A tecnologia pode desempenhar um papel fundamental na minimização da pejotização ao proporcionar maior controle e transparência nas relações de trabalho. Por exemplo, plataformas digitais de gestão de recursos humanos permitem o acompanhamento detalhado da jornada de trabalho, garantindo que os vínculos empregatícios sejam formalizados corretamente e que direitos trabalhistas sejam respeitados. Além disso, ferramentas de compliance e automação podem auxiliar empresas da área da saúde a se adequarem à legislação, reduzindo a necessidade de contratações informais e mitigando riscos jurídicos.  
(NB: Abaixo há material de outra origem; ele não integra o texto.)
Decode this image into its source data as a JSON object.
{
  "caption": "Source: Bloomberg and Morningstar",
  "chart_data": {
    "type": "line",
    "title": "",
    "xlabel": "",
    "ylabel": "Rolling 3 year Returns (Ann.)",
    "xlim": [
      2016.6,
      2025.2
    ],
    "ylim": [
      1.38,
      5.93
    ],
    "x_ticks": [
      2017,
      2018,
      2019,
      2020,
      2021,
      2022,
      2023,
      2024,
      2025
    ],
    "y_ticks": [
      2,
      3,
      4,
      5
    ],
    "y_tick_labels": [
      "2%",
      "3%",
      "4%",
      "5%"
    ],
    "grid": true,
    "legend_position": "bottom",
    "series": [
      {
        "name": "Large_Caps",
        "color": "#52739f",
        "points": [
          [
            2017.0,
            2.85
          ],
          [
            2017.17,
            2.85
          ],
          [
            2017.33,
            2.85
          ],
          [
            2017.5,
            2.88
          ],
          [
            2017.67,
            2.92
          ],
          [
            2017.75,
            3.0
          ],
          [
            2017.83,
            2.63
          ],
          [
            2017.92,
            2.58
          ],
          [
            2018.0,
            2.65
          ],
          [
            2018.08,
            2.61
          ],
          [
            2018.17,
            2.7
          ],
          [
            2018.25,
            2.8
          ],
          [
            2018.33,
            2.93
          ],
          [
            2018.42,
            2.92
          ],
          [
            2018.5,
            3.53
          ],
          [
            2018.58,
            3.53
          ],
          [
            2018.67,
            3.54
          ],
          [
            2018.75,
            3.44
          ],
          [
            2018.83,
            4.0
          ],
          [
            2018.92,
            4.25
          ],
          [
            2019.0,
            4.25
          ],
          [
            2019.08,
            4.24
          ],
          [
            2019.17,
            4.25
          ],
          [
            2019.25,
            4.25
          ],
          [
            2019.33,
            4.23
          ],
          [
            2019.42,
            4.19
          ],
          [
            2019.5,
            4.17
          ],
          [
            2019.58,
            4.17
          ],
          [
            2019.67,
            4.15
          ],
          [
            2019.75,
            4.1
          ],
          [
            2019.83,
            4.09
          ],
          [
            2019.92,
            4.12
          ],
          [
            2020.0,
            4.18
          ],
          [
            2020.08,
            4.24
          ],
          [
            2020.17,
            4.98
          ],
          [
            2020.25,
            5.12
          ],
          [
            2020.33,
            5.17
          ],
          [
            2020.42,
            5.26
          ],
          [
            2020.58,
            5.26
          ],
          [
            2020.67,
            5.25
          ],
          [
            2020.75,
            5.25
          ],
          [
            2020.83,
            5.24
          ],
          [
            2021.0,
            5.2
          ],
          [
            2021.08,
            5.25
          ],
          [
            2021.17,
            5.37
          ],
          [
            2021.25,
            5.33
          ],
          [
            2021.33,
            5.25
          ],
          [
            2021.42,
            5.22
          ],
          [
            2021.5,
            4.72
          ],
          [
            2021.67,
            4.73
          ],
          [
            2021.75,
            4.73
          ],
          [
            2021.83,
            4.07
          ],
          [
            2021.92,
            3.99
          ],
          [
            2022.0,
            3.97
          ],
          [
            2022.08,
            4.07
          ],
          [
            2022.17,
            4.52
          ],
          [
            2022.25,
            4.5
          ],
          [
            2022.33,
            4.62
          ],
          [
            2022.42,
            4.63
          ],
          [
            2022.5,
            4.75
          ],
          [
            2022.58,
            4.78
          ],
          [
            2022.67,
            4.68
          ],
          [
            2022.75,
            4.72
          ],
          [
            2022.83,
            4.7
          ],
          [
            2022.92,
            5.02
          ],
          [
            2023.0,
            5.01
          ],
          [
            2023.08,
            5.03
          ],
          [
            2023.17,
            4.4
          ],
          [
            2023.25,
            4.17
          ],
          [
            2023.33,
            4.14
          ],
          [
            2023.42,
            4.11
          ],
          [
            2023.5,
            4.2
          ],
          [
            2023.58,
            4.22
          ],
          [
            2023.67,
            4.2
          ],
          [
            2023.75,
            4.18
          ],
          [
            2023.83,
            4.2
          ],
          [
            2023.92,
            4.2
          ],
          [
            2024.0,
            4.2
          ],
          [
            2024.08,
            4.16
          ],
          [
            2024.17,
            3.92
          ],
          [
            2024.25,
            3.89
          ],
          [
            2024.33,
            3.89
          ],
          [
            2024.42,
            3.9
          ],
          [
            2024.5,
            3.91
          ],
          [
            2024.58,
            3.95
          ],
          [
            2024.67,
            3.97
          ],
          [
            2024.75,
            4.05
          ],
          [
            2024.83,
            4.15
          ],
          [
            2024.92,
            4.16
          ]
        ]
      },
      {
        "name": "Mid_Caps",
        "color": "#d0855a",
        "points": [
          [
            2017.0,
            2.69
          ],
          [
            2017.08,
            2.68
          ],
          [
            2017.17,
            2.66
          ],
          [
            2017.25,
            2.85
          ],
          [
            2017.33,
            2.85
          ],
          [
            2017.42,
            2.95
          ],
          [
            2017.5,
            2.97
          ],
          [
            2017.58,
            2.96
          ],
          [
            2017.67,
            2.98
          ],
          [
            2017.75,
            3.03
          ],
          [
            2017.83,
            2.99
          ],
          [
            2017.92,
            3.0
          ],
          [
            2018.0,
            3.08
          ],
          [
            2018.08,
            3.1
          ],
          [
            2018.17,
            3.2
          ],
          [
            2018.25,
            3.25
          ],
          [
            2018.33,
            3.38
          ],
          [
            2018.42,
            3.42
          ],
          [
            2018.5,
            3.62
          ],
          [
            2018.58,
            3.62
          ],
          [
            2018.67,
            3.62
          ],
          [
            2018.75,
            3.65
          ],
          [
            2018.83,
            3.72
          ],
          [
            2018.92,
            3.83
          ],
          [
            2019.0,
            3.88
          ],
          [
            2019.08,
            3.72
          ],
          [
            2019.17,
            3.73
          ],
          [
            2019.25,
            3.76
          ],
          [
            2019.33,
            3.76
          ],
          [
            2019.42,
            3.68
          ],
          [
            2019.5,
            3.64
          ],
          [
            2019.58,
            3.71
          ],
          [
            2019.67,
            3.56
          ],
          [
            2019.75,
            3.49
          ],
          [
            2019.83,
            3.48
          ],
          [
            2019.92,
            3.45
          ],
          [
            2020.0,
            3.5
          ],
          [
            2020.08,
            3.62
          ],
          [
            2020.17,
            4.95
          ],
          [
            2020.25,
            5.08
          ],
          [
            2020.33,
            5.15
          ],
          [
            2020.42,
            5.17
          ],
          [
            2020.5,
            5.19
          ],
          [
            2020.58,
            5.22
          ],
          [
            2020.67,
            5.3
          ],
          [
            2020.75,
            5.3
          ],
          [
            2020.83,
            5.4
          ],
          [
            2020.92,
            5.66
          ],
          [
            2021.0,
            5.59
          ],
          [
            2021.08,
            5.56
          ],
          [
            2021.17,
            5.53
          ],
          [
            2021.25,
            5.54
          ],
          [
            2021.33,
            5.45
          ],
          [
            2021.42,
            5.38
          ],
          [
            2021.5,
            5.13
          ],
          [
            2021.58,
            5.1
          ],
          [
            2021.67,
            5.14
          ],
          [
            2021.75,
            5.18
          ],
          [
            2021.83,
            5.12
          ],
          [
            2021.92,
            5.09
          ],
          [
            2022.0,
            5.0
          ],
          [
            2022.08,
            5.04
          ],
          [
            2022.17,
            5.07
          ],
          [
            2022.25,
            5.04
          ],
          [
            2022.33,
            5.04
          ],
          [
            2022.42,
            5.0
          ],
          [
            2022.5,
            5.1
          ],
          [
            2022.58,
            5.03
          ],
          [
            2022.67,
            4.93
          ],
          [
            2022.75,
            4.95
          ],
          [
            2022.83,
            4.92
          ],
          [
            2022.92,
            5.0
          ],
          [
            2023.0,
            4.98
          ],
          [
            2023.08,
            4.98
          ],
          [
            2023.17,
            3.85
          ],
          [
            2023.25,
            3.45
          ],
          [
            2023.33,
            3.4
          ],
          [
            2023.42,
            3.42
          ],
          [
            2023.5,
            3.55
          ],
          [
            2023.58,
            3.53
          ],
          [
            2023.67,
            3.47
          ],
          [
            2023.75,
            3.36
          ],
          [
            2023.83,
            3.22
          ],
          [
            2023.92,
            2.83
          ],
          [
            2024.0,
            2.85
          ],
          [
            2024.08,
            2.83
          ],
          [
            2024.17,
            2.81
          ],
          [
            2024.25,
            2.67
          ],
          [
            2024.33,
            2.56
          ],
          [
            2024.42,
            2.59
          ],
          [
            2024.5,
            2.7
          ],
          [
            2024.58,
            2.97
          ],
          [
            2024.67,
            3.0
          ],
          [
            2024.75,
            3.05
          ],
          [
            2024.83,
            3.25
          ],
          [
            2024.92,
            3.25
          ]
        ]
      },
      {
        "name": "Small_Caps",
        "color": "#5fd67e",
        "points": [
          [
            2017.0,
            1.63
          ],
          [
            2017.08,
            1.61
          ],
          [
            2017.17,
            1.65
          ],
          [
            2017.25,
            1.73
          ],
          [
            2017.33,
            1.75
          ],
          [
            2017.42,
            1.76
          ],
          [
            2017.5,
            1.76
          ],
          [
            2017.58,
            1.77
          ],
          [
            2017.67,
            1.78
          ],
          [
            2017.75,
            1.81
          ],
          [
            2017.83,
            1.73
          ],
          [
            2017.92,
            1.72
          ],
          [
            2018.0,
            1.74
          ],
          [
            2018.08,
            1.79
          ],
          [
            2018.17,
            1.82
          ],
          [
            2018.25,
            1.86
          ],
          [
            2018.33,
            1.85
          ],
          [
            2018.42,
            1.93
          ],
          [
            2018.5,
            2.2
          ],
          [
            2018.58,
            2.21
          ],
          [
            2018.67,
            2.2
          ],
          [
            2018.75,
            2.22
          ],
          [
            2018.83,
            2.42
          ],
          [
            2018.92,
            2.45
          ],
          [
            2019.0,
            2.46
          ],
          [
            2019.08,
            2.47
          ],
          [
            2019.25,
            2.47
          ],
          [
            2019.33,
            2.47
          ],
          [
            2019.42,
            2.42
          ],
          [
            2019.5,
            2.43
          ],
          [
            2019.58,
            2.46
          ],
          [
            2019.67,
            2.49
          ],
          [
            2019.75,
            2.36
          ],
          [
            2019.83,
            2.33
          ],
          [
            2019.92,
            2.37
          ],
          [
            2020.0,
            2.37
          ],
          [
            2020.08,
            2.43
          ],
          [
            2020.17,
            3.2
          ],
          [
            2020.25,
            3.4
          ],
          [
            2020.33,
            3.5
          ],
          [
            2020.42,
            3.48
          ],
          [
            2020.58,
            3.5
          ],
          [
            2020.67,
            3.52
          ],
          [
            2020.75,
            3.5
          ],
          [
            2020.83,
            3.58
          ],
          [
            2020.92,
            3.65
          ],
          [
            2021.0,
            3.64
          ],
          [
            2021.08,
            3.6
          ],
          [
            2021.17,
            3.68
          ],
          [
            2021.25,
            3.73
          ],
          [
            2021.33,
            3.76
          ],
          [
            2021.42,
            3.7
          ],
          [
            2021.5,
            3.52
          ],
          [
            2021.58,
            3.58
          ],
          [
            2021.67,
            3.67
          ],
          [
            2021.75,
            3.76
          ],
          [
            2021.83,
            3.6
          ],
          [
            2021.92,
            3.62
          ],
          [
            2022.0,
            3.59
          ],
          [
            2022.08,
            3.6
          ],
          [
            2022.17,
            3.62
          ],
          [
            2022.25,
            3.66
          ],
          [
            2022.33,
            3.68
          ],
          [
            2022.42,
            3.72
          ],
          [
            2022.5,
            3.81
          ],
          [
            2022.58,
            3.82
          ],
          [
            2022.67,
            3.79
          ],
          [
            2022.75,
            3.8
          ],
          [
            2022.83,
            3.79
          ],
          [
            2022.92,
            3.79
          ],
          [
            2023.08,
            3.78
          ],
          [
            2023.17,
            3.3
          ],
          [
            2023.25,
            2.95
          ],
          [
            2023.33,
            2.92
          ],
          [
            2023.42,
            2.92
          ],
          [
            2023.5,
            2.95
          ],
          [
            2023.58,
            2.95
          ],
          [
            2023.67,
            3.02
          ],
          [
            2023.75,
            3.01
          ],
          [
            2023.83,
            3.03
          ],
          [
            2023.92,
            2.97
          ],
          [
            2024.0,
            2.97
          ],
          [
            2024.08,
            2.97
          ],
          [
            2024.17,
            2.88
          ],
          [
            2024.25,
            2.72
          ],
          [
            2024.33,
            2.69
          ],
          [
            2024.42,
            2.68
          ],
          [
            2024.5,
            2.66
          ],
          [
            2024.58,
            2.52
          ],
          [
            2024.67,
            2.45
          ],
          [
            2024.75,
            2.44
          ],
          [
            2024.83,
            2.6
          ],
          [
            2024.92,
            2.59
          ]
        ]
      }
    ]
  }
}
Outra solução tecnológica está na modernização dos modelos de contratação por meio de plataformas de trabalho sob demanda e bancos digitais de talentos. Essas ferramentas possibilitam que profissionais da saúde atuem com maior autonomia sem abrir mão de benefícios trabalhistas, permitindo modelos híbridos que combinam flexibilidade e segurança jurídica. Com a inteligência artificial e análise de dados, também é possível otimizar a alocação de profissionais, reduzindo custos operacionais para empresas e minimizando a necessidade de pejotização como estratégia de corte de gastos.

4. Soluções e alternativas à "pejotização"

Diante do exposto, percebe-se que o fenômeno da pejotização gera um quadro de insegurança jurídica, razão pela qual é considerado uma forma de precarização do trabalho. Para evitar problemas, sugerimos algumas alternativas para as empresas da área da saúde:

  • Contratação via CLT:

Esse modelo proporciona maior segurança jurídica tanto para os trabalhadores quanto para as empresas, reduzindo riscos de ações judiciais e promovendo relações laborais mais estáveis. Com a orientação correta, a contratação por meio da CLT torna-se o principal aliado das empresas do ramo da saúde e do trabalhador, assegurando melhores condições de trabalho, incluindo carga horária regulamentada e benefícios, evitando a precarização causada pela pejotização.

  • Contratação via Cooperativas de Trabalho:

Os Hospitais e clínicas podem firmar contratos com cooperativas médicas, que atuam como intermediárias entre os profissionais da medicina e as instituições de saúde. Destarte, haverá a redução dos encargos trabalhistas e uma maior autonomia para os profissionais, já que os mesmos participam da gestão da cooperativa. Ademais, a relação fática será dotada de maior segurança jurídica para ambas as partes, pois  não caracteriza vínculo empregatício.

  • Criação de Modelos Híbridos:

Essa seria uma solução intermediária, na qual o profissional pode ter um vínculo CLT parcial e o outro parte da remuneração via PJ, a qual será destinada a atividades específicas, como plantões extras ou consultorias. Desse modo, não há que se falar em verbas trabalhistas oriundas das horas extras ou adicionais noturnos, por exemplo

  • Regime de Parceria e Sociedade:

Algumas instituições de saúde criam sociedades médicas, nas quais os profissionais se tornam sócios da empresa, participando dos lucros ao invés de receberem um salário fixo. A mencionada alternativa impossibilita o reconhecimento do vínculo empregatício e viabiliza um maior alinhamento entre os interesses dos médicos e da gestão do hospital ou da clínica, por exemplo


Conclusão

A pejotização na área da saúde gera desafios jurídicos e pode gerar a precarização das relações de trabalho, exigindo soluções que equilibrem flexibilidade e proteção social. Nesse sentido, a falta de regulamentação clara intensifica a insegurança jurídica, tornando essencial a busca por alternativas mais justas e sustentáveis.

A tecnologia pode minimizar esse fenômeno ao proporcionar maior transparência e otimização dos contratos, enquanto modelos híbridos de contratação e políticas trabalhistas modernizadas podem garantir segurança tanto para profissionais quanto para empresas. Assim, a regulamentação e a inovação devem caminhar juntas para um ambiente de trabalho mais equilibrado e eficiente, tornando o fenômeno da “pejotização” uma forma de contratação segura para as empresas e para o trabalhador.


REFERÊNCIAS

BRASIL. Consolidação das Leis do Trabalho (CLT). Decreto-Lei nº 5.452, de 1º de maio de 1943. Disponível em: <https://www.planalto.gov.br>. Acesso em: 24 mar. 2025

DELGADO, Maurício Godinho. Curso de Direito do Trabalho. 20. ed. São Paulo: LTr, 2021.